Maskeleri çıkarıp ya da yarıya indirip yolda yürürken başkalarının üzerine duman üfleyenler Covid-19 koşullarında ürkütücüydü.
Restoranların açık alanlarında sigara içmek serbestken, sokaklarda yasak olması eleştiriliyor. Oysa restoranlarda nasıl yemek yerken de maskemizi çıkarıyorsak, sigara içenlere de bu hakkın tanınması anlaşılabilir, her ne kadar sigara hiç içmemiş olsam da ve kokusuna tahammül edemesem de bunu anlayabiliyorum. Sonuçta oturduğunuz masayı, yanınızdaki arkadaşlarınızı seçebiliyorsunuz. Sokakta böyle bir şansınız yok.
Bu yasakla ilgili benim tek anlamadığım, neden her bölgede, her sokakta uygulanmadığı? Örneğin Şişli bölgesinde neden yasak gözükmüyor?
BÜYÜK FİNAL YARIN
Dokuz yıl aradan sonra Formula 1 İstanbul’a döndüğü için mutluyuz. Formula 1 araçlarıyla çekilen tanıtım filmi için yollar kapatıldığı, trafik etkilendiği için şikayet edenler de oldu.

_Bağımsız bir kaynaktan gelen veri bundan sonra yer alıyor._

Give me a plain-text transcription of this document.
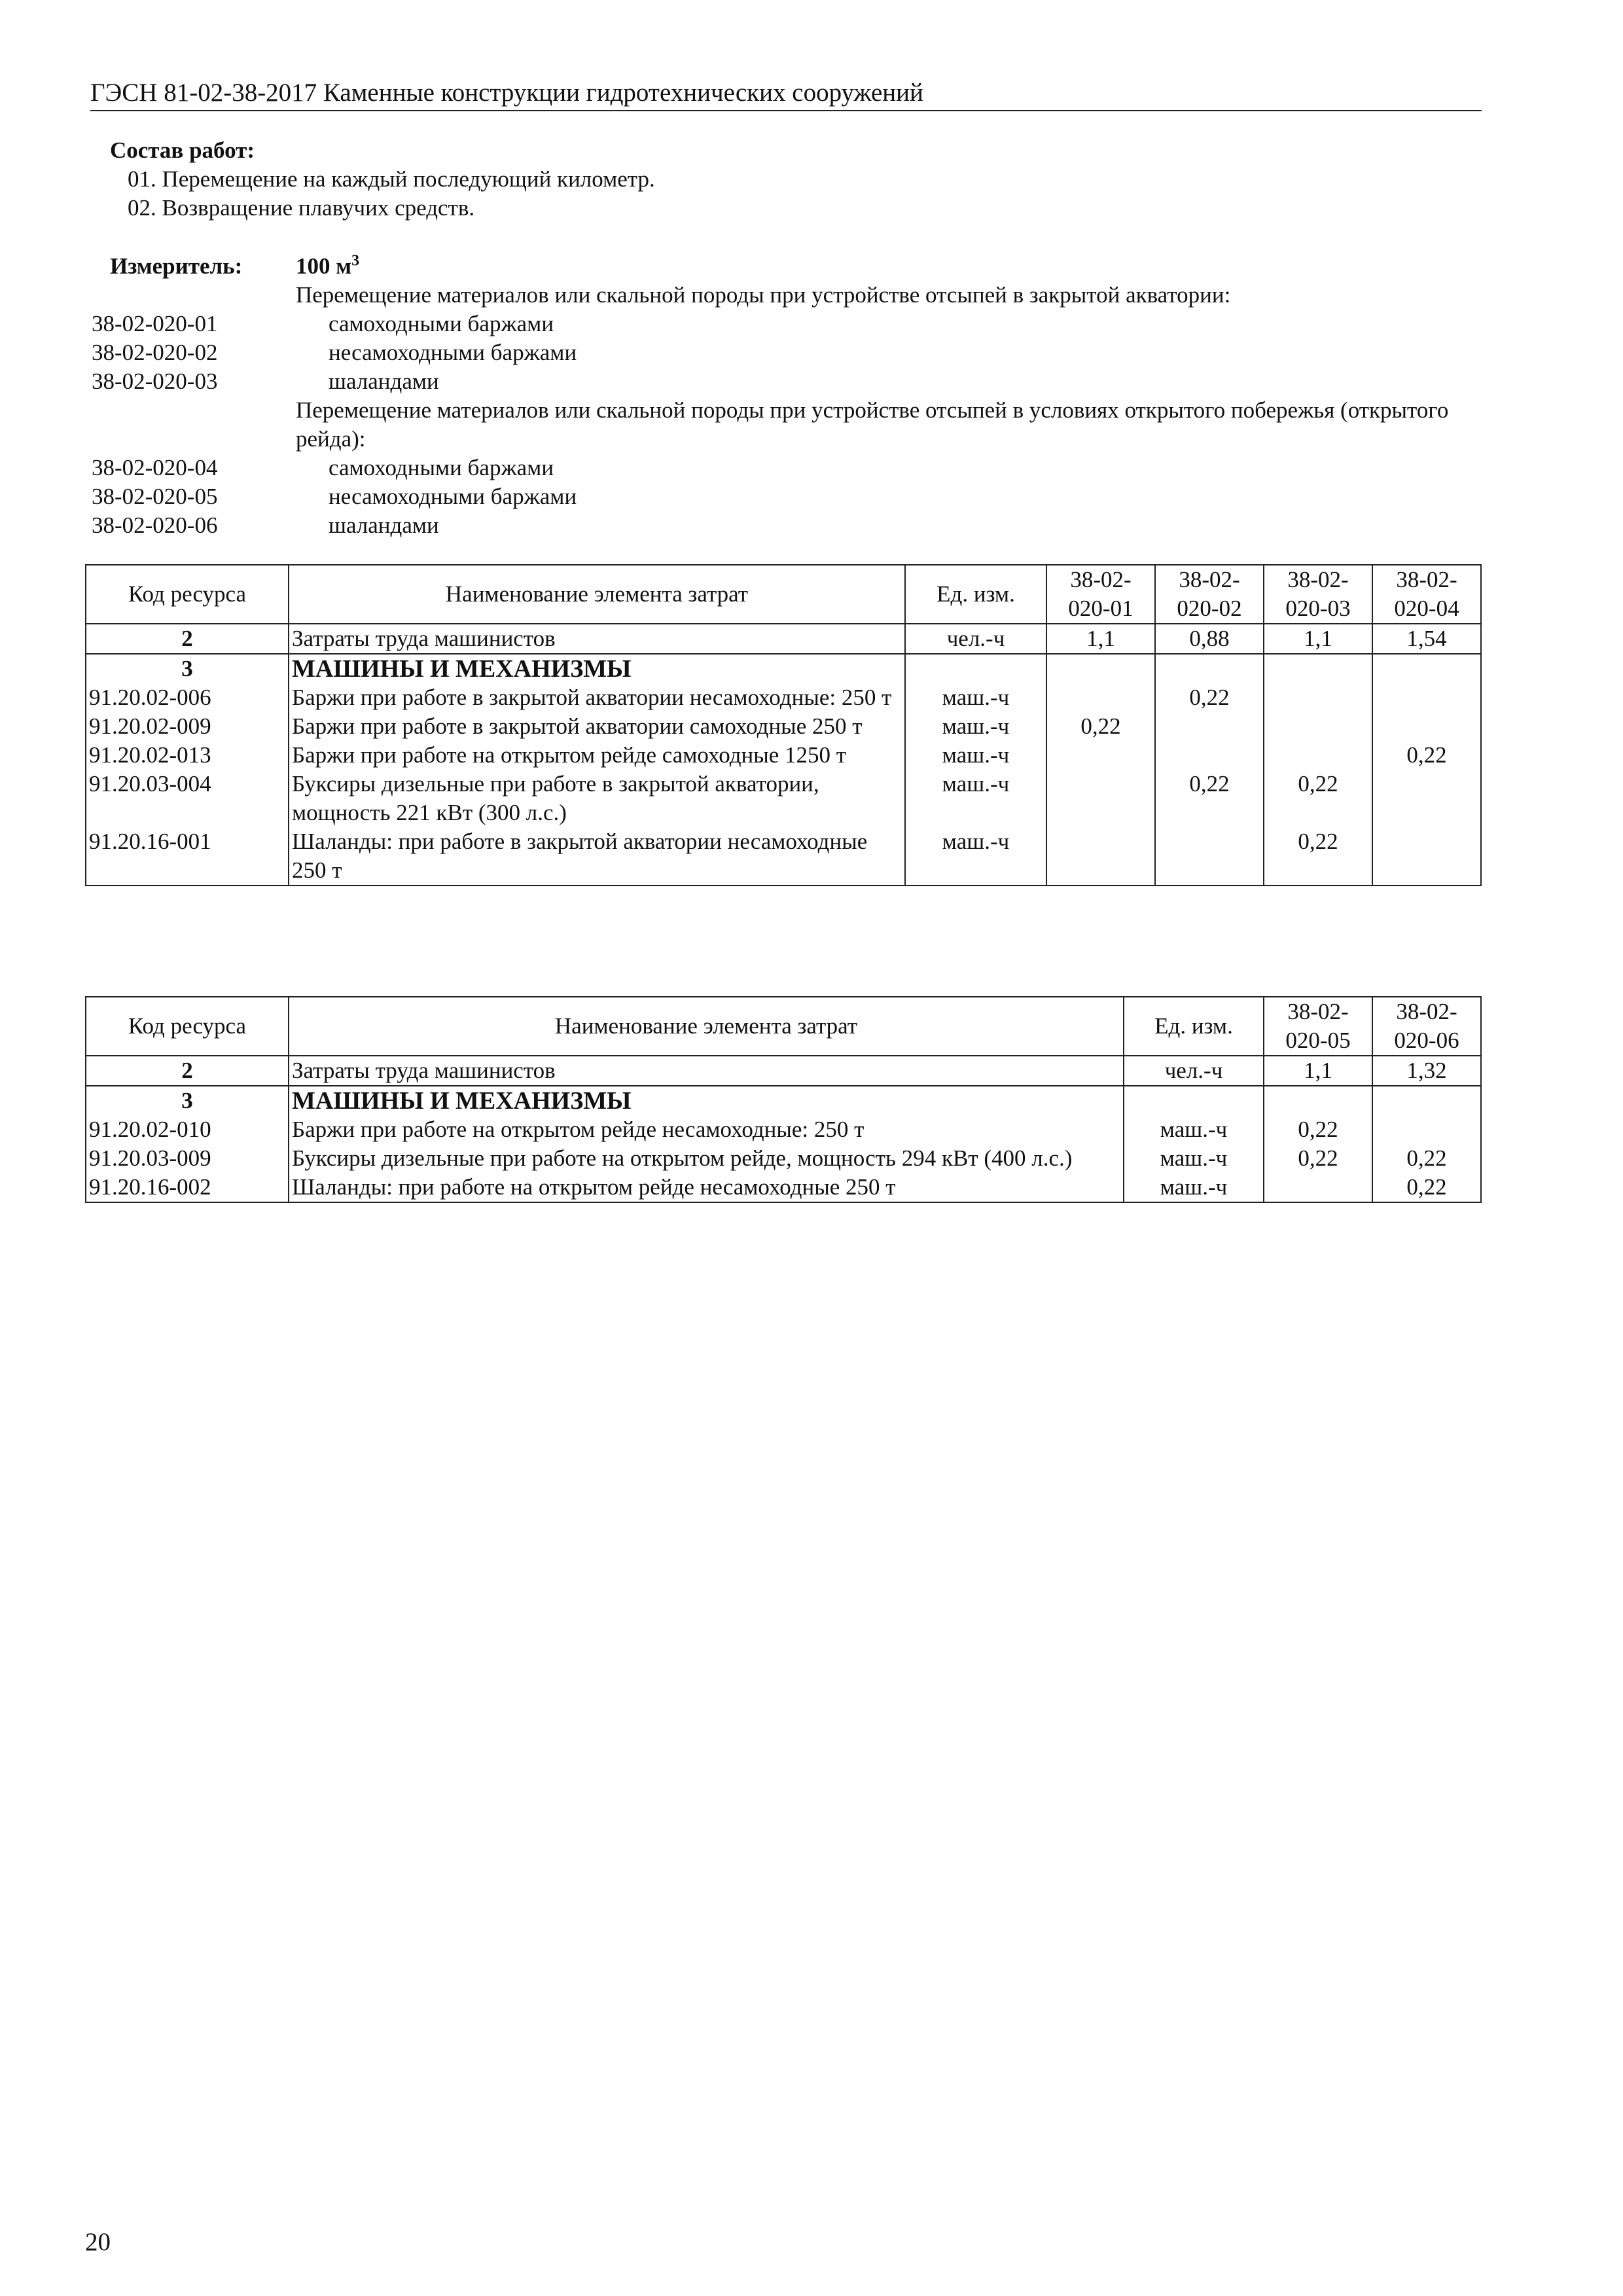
ГЭСН 81-02-38-2017 Каменные конструкции гидротехнических сооружений
Состав работ:
01. Перемещение на каждый последующий километр.
02. Возвращение плавучих средств.
Измеритель: 100 $м^3$
Перемещение материалов или скальной породы при устройстве отсыпей в закрытой акватории:
38-02-020-01	самоходными баржами
38-02-020-02	несамоходными баржами
38-02-020-03	шаландами
Перемещение материалов или скальной породы при устройстве отсыпей в условиях открытого побережья (открытого рейда):
38-02-020-04	самоходными баржами
38-02-020-05	несамоходными баржами
38-02-020-06	шаландами
Код ресурса	Наименование элемента затрат	Ед. изм.	38-02-020-01	38-02-020-02	38-02-020-03	38-02-020-04
2	Затраты труда машинистов	чел.-ч	1,1	0,88	1,1	1,54
3	МАШИНЫ И МЕХАНИЗМЫ					
91.20.02-006	Баржи при работе в закрытой акватории несамоходные: 250 т	маш.-ч		0,22		
91.20.02-009	Баржи при работе в закрытой акватории самоходные 250 т	маш.-ч	0,22			
91.20.02-013	Баржи при работе на открытом рейде самоходные 1250 т	маш.-ч				0,22
91.20.03-004	Буксиры дизельные при работе в закрытой акватории, мощность 221 кВт (300 л.с.)	маш.-ч		0,22	0,22	
91.20.16-001	Шаланды: при работе в закрытой акватории несамоходные 250 т	маш.-ч			0,22	
Код ресурса	Наименование элемента затрат	Ед. изм.	38-02-020-05	38-02-020-06
2	Затраты труда машинистов	чел.-ч	1,1	1,32
3	МАШИНЫ И МЕХАНИЗМЫ			
91.20.02-010	Баржи при работе на открытом рейде несамоходные: 250 т	маш.-ч	0,22	
91.20.03-009	Буксиры дизельные при работе на открытом рейде, мощность 294 кВт (400 л.с.)	маш.-ч	0,22	0,22
91.20.16-002	Шаланды: при работе на открытом рейде несамоходные 250 т	маш.-ч		0,22
20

Ama doğrusu filmi izleyince aslında yolların kapatılmasına ve trafik yoğunluğuna değdiğini bir kez daha görüyoruz. Formula 1 Turkish Grand Prix filmi dünyanın en güzel şehri İstanbul’un tüm güzelliklerini ortaya koyuyor.
İşte sırf bu bile paha biçilemez bir tanıtım. Bakalım Intercity İstanbul Park’ta yarın gerçekleşecek finalde ay yıldızlı kupayı kim alacak?